Since the Svir flows out of Lake Onega, its drainage basin occupies a vast area, spanning the south of the Republic of Karelia, the north and the east of Leningrad Oblast, the northwest of Vologda Oblast, and also includes minor areas in Arkhangelsk Oblast (the basin of the Ileksa). The main tributaries of Svir proper are the Vazhinka (right), the Oyat (left), and the Pasha (left). The main rivers in the basin of the Svir are the Suna (the longest in the Svir basin), the Shuya, the Vodla, and the Vytegra. The basin of the Svir also includes an enormous amount of freshwater lakes, the biggest of which, behind Lake Onega, are Lake Vodlozero, Lake Syamozero, Lake Gimolskoye, Lake Lizhmozero, and Lake Shotozero.
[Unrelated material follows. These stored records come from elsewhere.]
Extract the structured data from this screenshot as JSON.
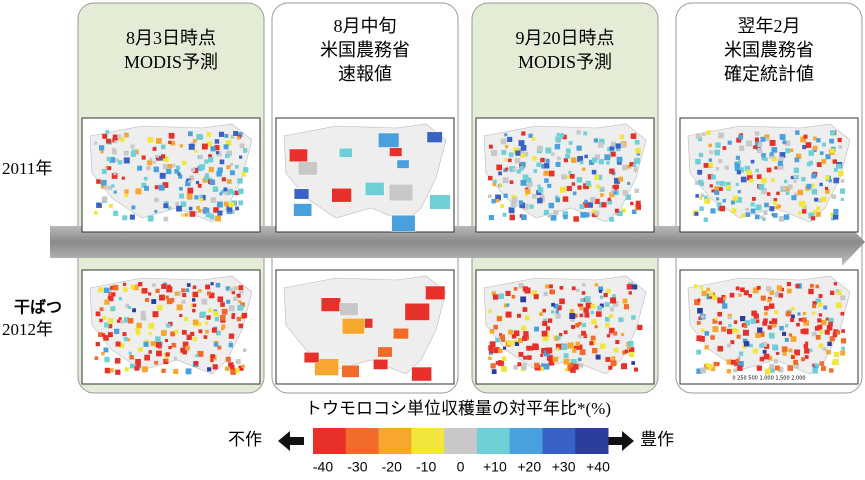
{
  "columns": [
    {
      "header_lines": [
        "8月3日時点",
        "MODIS予測"
      ]
    },
    {
      "header_lines": [
        "8月中旬",
        "米国農務省",
        "速報値"
      ]
    },
    {
      "header_lines": [
        "9月20日時点",
        "MODIS予測"
      ]
    },
    {
      "header_lines": [
        "翌年2月",
        "米国農務省",
        "確定統計値"
      ]
    }
  ],
  "rows": [
    {
      "label": "2011年"
    },
    {
      "note": "干ばつ",
      "label": "2012年"
    }
  ],
  "scale_bar": "0 250 500 1,000 1,500 2,000",
  "legend": {
    "title": "トウモロコシ単位収穫量の対平年比*(%)",
    "left": "不作",
    "right": "豊作",
    "colors": [
      "#e8302a",
      "#f26b2a",
      "#f7a72e",
      "#f2e63a",
      "#c8c8c8",
      "#6fcfd6",
      "#4aa0dc",
      "#3a62c6",
      "#2b3ea0"
    ],
    "tick_labels": [
      "-40",
      "-30",
      "-20",
      "-10",
      "0",
      "+10",
      "+20",
      "+30",
      "+40"
    ]
  }
}
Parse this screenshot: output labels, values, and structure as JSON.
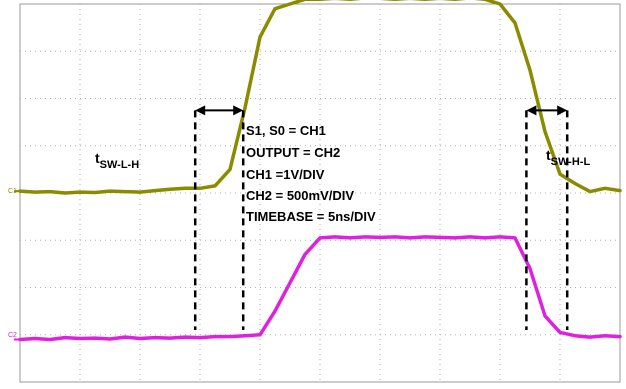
{
  "chart_data": {
    "type": "line",
    "grid": true,
    "x_divisions": 10,
    "y_divisions": 8,
    "x": [
      0,
      0.25,
      0.5,
      0.75,
      1,
      1.25,
      1.5,
      1.75,
      2,
      2.25,
      2.5,
      2.75,
      3,
      3.25,
      3.5,
      3.75,
      4,
      4.25,
      4.5,
      4.75,
      5,
      5.25,
      5.5,
      5.75,
      6,
      6.25,
      6.5,
      6.75,
      7,
      7.25,
      7.5,
      7.75,
      8,
      8.25,
      8.5,
      8.75,
      9,
      9.25,
      9.5,
      9.75,
      10
    ],
    "series": [
      {
        "name": "C1",
        "color": "#8b8b00",
        "values": [
          4.04,
          4.02,
          4.03,
          4.0,
          4.02,
          4.01,
          4.04,
          4.03,
          4.02,
          4.05,
          4.08,
          4.1,
          4.1,
          4.15,
          4.5,
          5.8,
          7.3,
          7.9,
          8.0,
          8.1,
          8.1,
          8.12,
          8.1,
          8.13,
          8.12,
          8.1,
          8.12,
          8.1,
          8.12,
          8.1,
          8.13,
          8.1,
          8.0,
          7.6,
          6.6,
          5.3,
          4.4,
          4.2,
          4.03,
          4.1,
          4.05
        ]
      },
      {
        "name": "C2",
        "color": "#e020e0",
        "values": [
          0.9,
          0.92,
          0.9,
          0.94,
          0.92,
          0.93,
          0.91,
          0.95,
          0.92,
          0.94,
          0.93,
          0.95,
          0.94,
          0.96,
          0.96,
          0.98,
          1.0,
          1.5,
          2.1,
          2.7,
          3.05,
          3.07,
          3.05,
          3.07,
          3.06,
          3.07,
          3.05,
          3.07,
          3.06,
          3.05,
          3.07,
          3.05,
          3.07,
          3.05,
          2.4,
          1.4,
          1.05,
          0.98,
          0.95,
          0.98,
          0.96
        ]
      }
    ],
    "markers": [
      {
        "x": 2.92,
        "y_top": 5.75,
        "y_bottom": 1.1
      },
      {
        "x": 3.72,
        "y_top": 5.75,
        "y_bottom": 1.1
      },
      {
        "x": 8.44,
        "y_top": 5.75,
        "y_bottom": 1.1
      },
      {
        "x": 9.12,
        "y_top": 5.75,
        "y_bottom": 1.1
      }
    ],
    "arrows": [
      {
        "x1": 2.92,
        "x2": 3.72,
        "y": 5.75
      },
      {
        "x1": 8.44,
        "x2": 9.12,
        "y": 5.75
      }
    ]
  },
  "channel_labels": {
    "ch1": "C1",
    "ch2": "C2"
  },
  "annotations": {
    "t_low_high": {
      "main": "t",
      "sub": "SW-L-H"
    },
    "t_high_low": {
      "main": "t",
      "sub": "SW-H-L"
    },
    "info_lines": [
      "S1, S0 = CH1",
      "OUTPUT = CH2",
      "CH1 =1V/DIV",
      "CH2 = 500mV/DIV",
      "TIMEBASE = 5ns/DIV"
    ]
  }
}
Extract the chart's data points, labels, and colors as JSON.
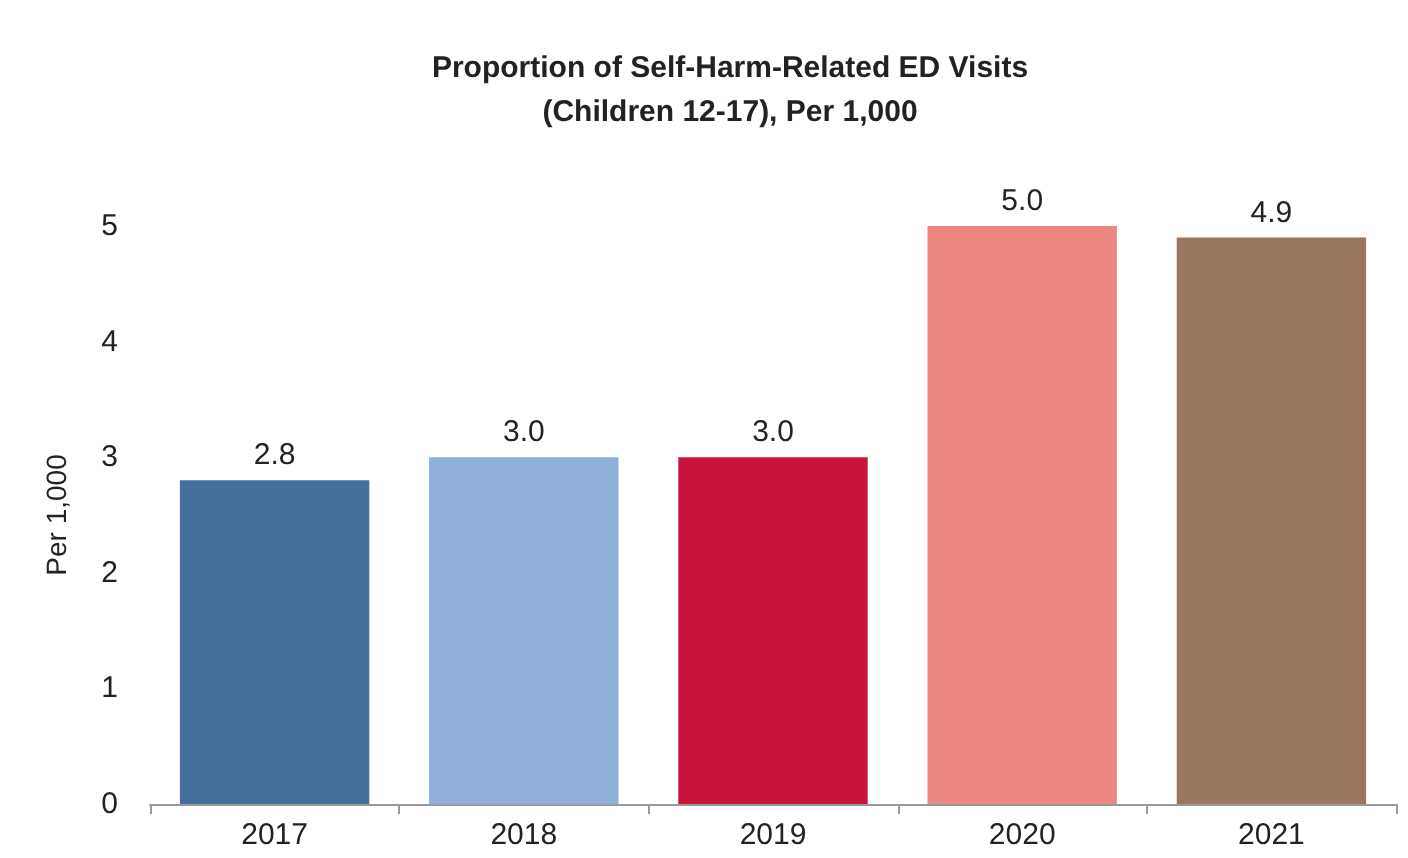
{
  "chart_data": {
    "type": "bar",
    "title": "Proportion of Self-Harm-Related ED Visits\n(Children 12-17), Per 1,000",
    "ylabel": "Per 1,000",
    "categories": [
      "2017",
      "2018",
      "2019",
      "2020",
      "2021"
    ],
    "values": [
      2.8,
      3.0,
      3.0,
      5.0,
      4.9
    ],
    "colors": [
      "#446f9c",
      "#8fb0d6",
      "#c8143a",
      "#ea8880",
      "#9a7660"
    ],
    "value_labels": [
      "2.8",
      "3.0",
      "3.0",
      "5.0",
      "4.9"
    ],
    "ylim": [
      0,
      5
    ],
    "yticks": [
      0,
      1,
      2,
      3,
      4,
      5
    ],
    "grid": false
  }
}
The city of Petrozavodsk and the towns of Suoyarvi, Kondopoga, Medvezhyegorsk, Pudozh, Vytegra, Podporozhye, and Lodeynoye Pole, as well as a number of urban-type settlements, are located within the catchment area of the Svir.

The river flows past the Alexander-Svirsky Monastery, which housed Svirlag (one of the most infamous gulags). The area around the river saw heavy fighting during the Continuation War 1941–1944.

The right bank of the lower Svir is occupied by the Nizhnesvirsky Nature Reserve, established in 1980.